Open-sourced codes for MiniGPT-4 and MiniGPT-v2 (https://minigpt-4.github.io, https://minigpt-v2.github.io/)
https://minigpt-4.github.io
BSD 3-Clause "New" or "Revised" License
25.4k stars 2.91k forks source link

MULTIPLE OBJECT in the images are not getting detected #451

Open sumanttyagi opened 11 months ago

sumanttyagi commented 11 months ago

what i have observed while running the pre trained model making detection . I was not able to make multiple detection say i want to detect a car but it will only detect one car not all the cars ?

junchen14 commented 11 months ago

if you use the [detection] identifier, it is expected to extract all the bboxs for the car label.

which pretrained checkpoint are you loading? is it "MiniGPT-v2 (online developing demo)"? This checkpoint should give you more expected output.

sumanttyagi commented 11 months ago

Yes i am using MiniGPT-v2 (online developing demo).

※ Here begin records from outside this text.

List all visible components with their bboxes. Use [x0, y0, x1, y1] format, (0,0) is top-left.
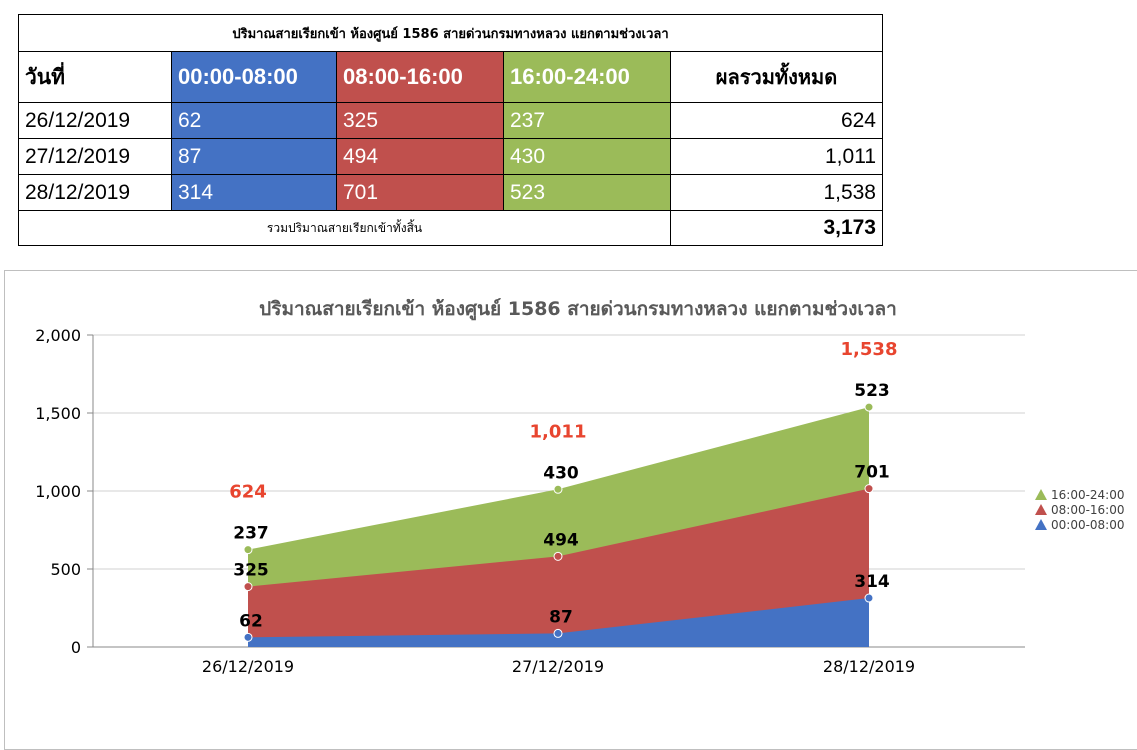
y-tick-label: 1,000	[35, 482, 81, 501]
chart-area: ปริมาณสายเรียกเข้า ห้องศูนย์ 1586 สายด่ว…	[4, 270, 1137, 750]
data-table: ปริมาณสายเรียกเข้า ห้องศูนย์ 1586 สายด่ว…	[18, 14, 883, 246]
row-slot-3-value: 237	[503, 102, 671, 139]
data-point	[864, 402, 874, 412]
row-slot-3-value: 430	[503, 138, 671, 175]
data-label: 325	[233, 561, 269, 581]
data-point	[864, 593, 874, 603]
header-total: ผลรวมทั้งหมด	[670, 51, 883, 103]
row-date: 28/12/2019	[18, 174, 172, 211]
row-slot-2-value: 701	[336, 174, 504, 211]
table-title-row: ปริมาณสายเรียกเข้า ห้องศูนย์ 1586 สายด่ว…	[18, 14, 883, 52]
x-tick-label: 28/12/2019	[823, 657, 915, 676]
data-point	[243, 632, 253, 642]
data-label: 237	[233, 524, 269, 544]
row-slot-1-value: 87	[171, 138, 337, 175]
row-slot-3-value: 523	[503, 174, 671, 211]
row-slot-2-value: 325	[336, 102, 504, 139]
y-tick-label: 500	[50, 560, 81, 579]
data-point	[553, 551, 563, 561]
data-point	[243, 545, 253, 555]
header-slot-1: 00:00-08:00	[171, 51, 337, 103]
legend-marker	[1035, 489, 1047, 500]
total-label: 624	[229, 482, 267, 503]
header-slot-2: 08:00-16:00	[336, 51, 504, 103]
area-08:00-16:00	[248, 488, 869, 647]
footer-label: รวมปริมาณสายเรียกเข้าทั้งสิ้น	[18, 210, 671, 246]
area-00:00-08:00	[248, 598, 869, 647]
row-date: 26/12/2019	[18, 102, 172, 139]
data-label: 62	[239, 611, 263, 631]
data-label: 701	[854, 463, 890, 483]
table-row: 26/12/2019 62 325 237 624	[18, 102, 883, 139]
row-total: 1,538	[670, 174, 883, 211]
y-tick-label: 1,500	[35, 404, 81, 423]
header-slot-3: 16:00-24:00	[503, 51, 671, 103]
data-label: 430	[543, 463, 579, 483]
data-label: 314	[854, 572, 890, 592]
total-label: 1,538	[841, 339, 898, 360]
stacked-area-chart: ปริมาณสายเรียกเข้า ห้องศูนย์ 1586 สายด่ว…	[35, 298, 1125, 676]
header-date: วันที่	[18, 51, 172, 103]
legend-marker	[1035, 504, 1047, 515]
row-date: 27/12/2019	[18, 138, 172, 175]
table-header-row: วันที่ 00:00-08:00 08:00-16:00 16:00-24:…	[18, 51, 883, 103]
row-slot-1-value: 62	[171, 102, 337, 139]
legend-label: 16:00-24:00	[1051, 488, 1125, 502]
y-tick-label: 0	[71, 638, 81, 657]
total-label: 1,011	[530, 421, 587, 442]
footer-grand-total: 3,173	[670, 210, 883, 246]
row-total: 1,011	[670, 138, 883, 175]
chart-title: ปริมาณสายเรียกเข้า ห้องศูนย์ 1586 สายด่ว…	[259, 298, 897, 321]
data-label: 87	[549, 607, 573, 627]
row-slot-2-value: 494	[336, 138, 504, 175]
legend-label: 08:00-16:00	[1051, 503, 1125, 517]
x-tick-label: 27/12/2019	[512, 657, 604, 676]
y-tick-label: 2,000	[35, 326, 81, 345]
data-label: 494	[543, 530, 579, 550]
legend-label: 00:00-08:00	[1051, 518, 1125, 532]
row-total: 624	[670, 102, 883, 139]
table-title: ปริมาณสายเรียกเข้า ห้องศูนย์ 1586 สายด่ว…	[18, 14, 883, 52]
data-point	[553, 628, 563, 638]
table-row: 28/12/2019 314 701 523 1,538	[18, 174, 883, 211]
table-row: 27/12/2019 87 494 430 1,011	[18, 138, 883, 175]
data-point	[553, 484, 563, 494]
row-slot-1-value: 314	[171, 174, 337, 211]
data-point	[243, 582, 253, 592]
data-label: 523	[854, 381, 890, 401]
legend-marker	[1035, 519, 1047, 530]
table-footer-row: รวมปริมาณสายเรียกเข้าทั้งสิ้น 3,173	[18, 210, 883, 246]
data-point	[864, 484, 874, 494]
x-tick-label: 26/12/2019	[202, 657, 294, 676]
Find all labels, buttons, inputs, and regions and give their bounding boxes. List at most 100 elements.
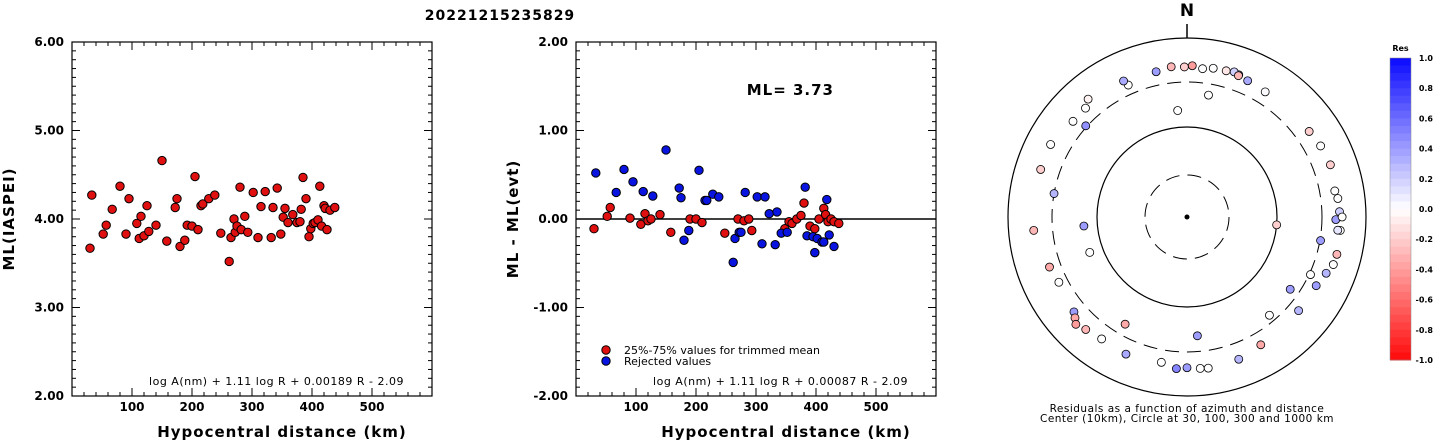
data-point bbox=[810, 224, 820, 234]
colorbar-tick-label: -0.2 bbox=[1416, 235, 1434, 244]
formula-label: log A(nm) + 1.11 log R + 0.00189 R - 2.0… bbox=[149, 375, 404, 388]
station-marker bbox=[1046, 140, 1055, 149]
y-tick-label: -2.00 bbox=[533, 389, 568, 403]
station-marker bbox=[1333, 194, 1343, 203]
station-marker bbox=[1068, 116, 1078, 126]
data-point bbox=[697, 217, 707, 228]
data-point bbox=[625, 213, 635, 223]
data-point bbox=[674, 183, 684, 193]
data-point bbox=[760, 192, 770, 202]
colorbar-segment bbox=[1390, 337, 1411, 346]
station-marker bbox=[1203, 363, 1213, 373]
data-point bbox=[296, 204, 306, 214]
data-point bbox=[684, 225, 694, 236]
y-axis-label: ML - ML(evt) bbox=[504, 160, 522, 278]
data-point bbox=[694, 165, 704, 176]
colorbar-segment bbox=[1390, 224, 1411, 233]
data-point bbox=[315, 181, 325, 191]
data-point bbox=[198, 199, 208, 209]
x-tick-label: 500 bbox=[359, 400, 384, 414]
data-point bbox=[193, 224, 203, 235]
data-point bbox=[283, 217, 293, 228]
station-marker bbox=[1325, 160, 1335, 170]
colorbar-segment bbox=[1390, 239, 1411, 248]
colorbar-segment bbox=[1390, 95, 1411, 104]
data-point bbox=[764, 208, 774, 219]
station-marker bbox=[1332, 249, 1342, 259]
station-marker bbox=[1316, 141, 1326, 151]
polar-caption: Center (10km), Circle at 30, 100, 300 an… bbox=[1040, 413, 1334, 425]
colorbar-segment bbox=[1390, 58, 1411, 67]
station-marker bbox=[1045, 262, 1054, 272]
x-axis-label: Hypocentral distance (km) bbox=[661, 423, 911, 441]
colorbar-segment bbox=[1390, 352, 1411, 361]
colorbar-segment bbox=[1390, 254, 1411, 263]
colorbar-frame bbox=[1389, 57, 1412, 361]
station-marker bbox=[1285, 284, 1295, 294]
colorbar-segment bbox=[1390, 322, 1411, 331]
station-marker bbox=[1179, 62, 1189, 72]
station-marker bbox=[1081, 325, 1091, 334]
data-point bbox=[210, 190, 220, 200]
data-point bbox=[224, 256, 234, 267]
data-point bbox=[736, 227, 746, 237]
data-point bbox=[124, 193, 134, 204]
colorbar-segment bbox=[1390, 284, 1411, 293]
scatter-panel-1: 2.00 3.00 4.00 5.00 6.00 100 200 300 400 500 Hypoc… bbox=[0, 35, 433, 441]
y-tick-label: 4.00 bbox=[34, 212, 64, 226]
colorbar-segment bbox=[1390, 178, 1411, 187]
data-point bbox=[248, 187, 258, 198]
station-marker bbox=[1316, 236, 1325, 245]
data-point bbox=[679, 235, 689, 245]
data-point bbox=[772, 207, 782, 217]
colorbar-segment bbox=[1390, 110, 1411, 119]
station-marker bbox=[1328, 260, 1338, 269]
colorbar-segment bbox=[1390, 163, 1411, 172]
data-point bbox=[770, 239, 780, 250]
data-point bbox=[304, 232, 314, 242]
station-marker bbox=[1171, 364, 1181, 374]
data-point bbox=[85, 243, 95, 253]
y-tick-label: 5.00 bbox=[34, 124, 64, 138]
data-point bbox=[157, 155, 167, 166]
data-point bbox=[121, 229, 131, 239]
colorbar-segment bbox=[1390, 186, 1411, 195]
x-tick-label: 500 bbox=[863, 400, 888, 414]
data-point bbox=[740, 187, 750, 198]
ring-300km bbox=[1051, 81, 1323, 353]
data-point bbox=[648, 191, 658, 201]
data-point bbox=[170, 202, 180, 213]
colorbar: Res 1.0 0.8 0.6 0.4 0.2 0.0 -0.2 -0.4 -0.6 -0.8 -1.… bbox=[1389, 44, 1434, 365]
data-point bbox=[172, 193, 182, 204]
y-tick-label: 6.00 bbox=[34, 35, 64, 49]
data-point bbox=[132, 218, 142, 229]
colorbar-segment bbox=[1390, 307, 1411, 316]
station-marker bbox=[1311, 281, 1321, 291]
data-point bbox=[619, 164, 629, 175]
station-marker bbox=[1272, 220, 1282, 230]
data-point bbox=[298, 172, 308, 183]
station-marker bbox=[1243, 76, 1253, 86]
colorbar-tick-label: -0.6 bbox=[1416, 296, 1434, 305]
station-marker bbox=[1321, 268, 1331, 278]
station-marker bbox=[1304, 127, 1314, 136]
colorbar-segment bbox=[1390, 246, 1411, 255]
colorbar-segment bbox=[1390, 201, 1411, 210]
data-point bbox=[800, 182, 810, 192]
y-axis-label: ML(IASPEI) bbox=[0, 167, 18, 270]
data-point bbox=[602, 211, 612, 222]
data-point bbox=[87, 190, 97, 200]
x-tick-label: 200 bbox=[683, 400, 708, 414]
data-point bbox=[276, 229, 286, 239]
colorbar-segment bbox=[1390, 209, 1411, 218]
y-tick-label: -1.00 bbox=[533, 301, 568, 315]
station-marker bbox=[1166, 62, 1176, 72]
colorbar-title: Res bbox=[1392, 44, 1409, 53]
data-point bbox=[819, 237, 829, 247]
data-point bbox=[142, 201, 152, 211]
colorbar-tick-label: 1.0 bbox=[1419, 54, 1434, 63]
colorbar-segment bbox=[1390, 73, 1411, 82]
station-marker bbox=[1029, 226, 1039, 235]
colorbar-segment bbox=[1390, 125, 1411, 134]
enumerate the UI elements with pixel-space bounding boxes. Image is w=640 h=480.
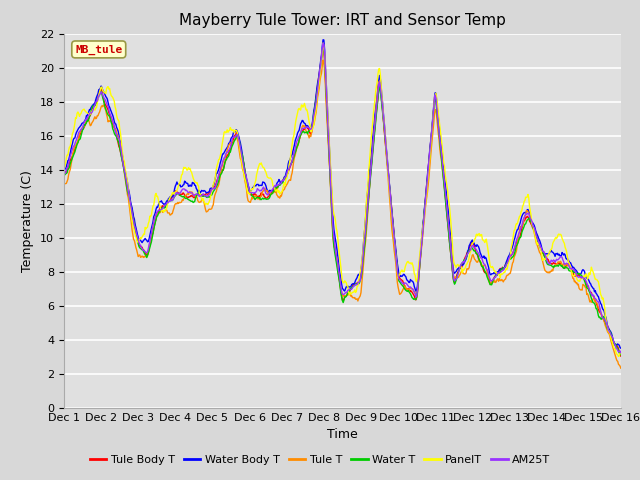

while doing this i observed that in VQA it can answer that there are 3 cars in image, but while making detection it is only showing 1 . I wonder how it can predict 3 in vqa but not able to detect all the cars .

junchen14 commented 11 months ago

Sometimes the model is sensitive to the singular and plural forms of inputs, such as 'car' and 'cars'. Maybe you can also explore different prompts.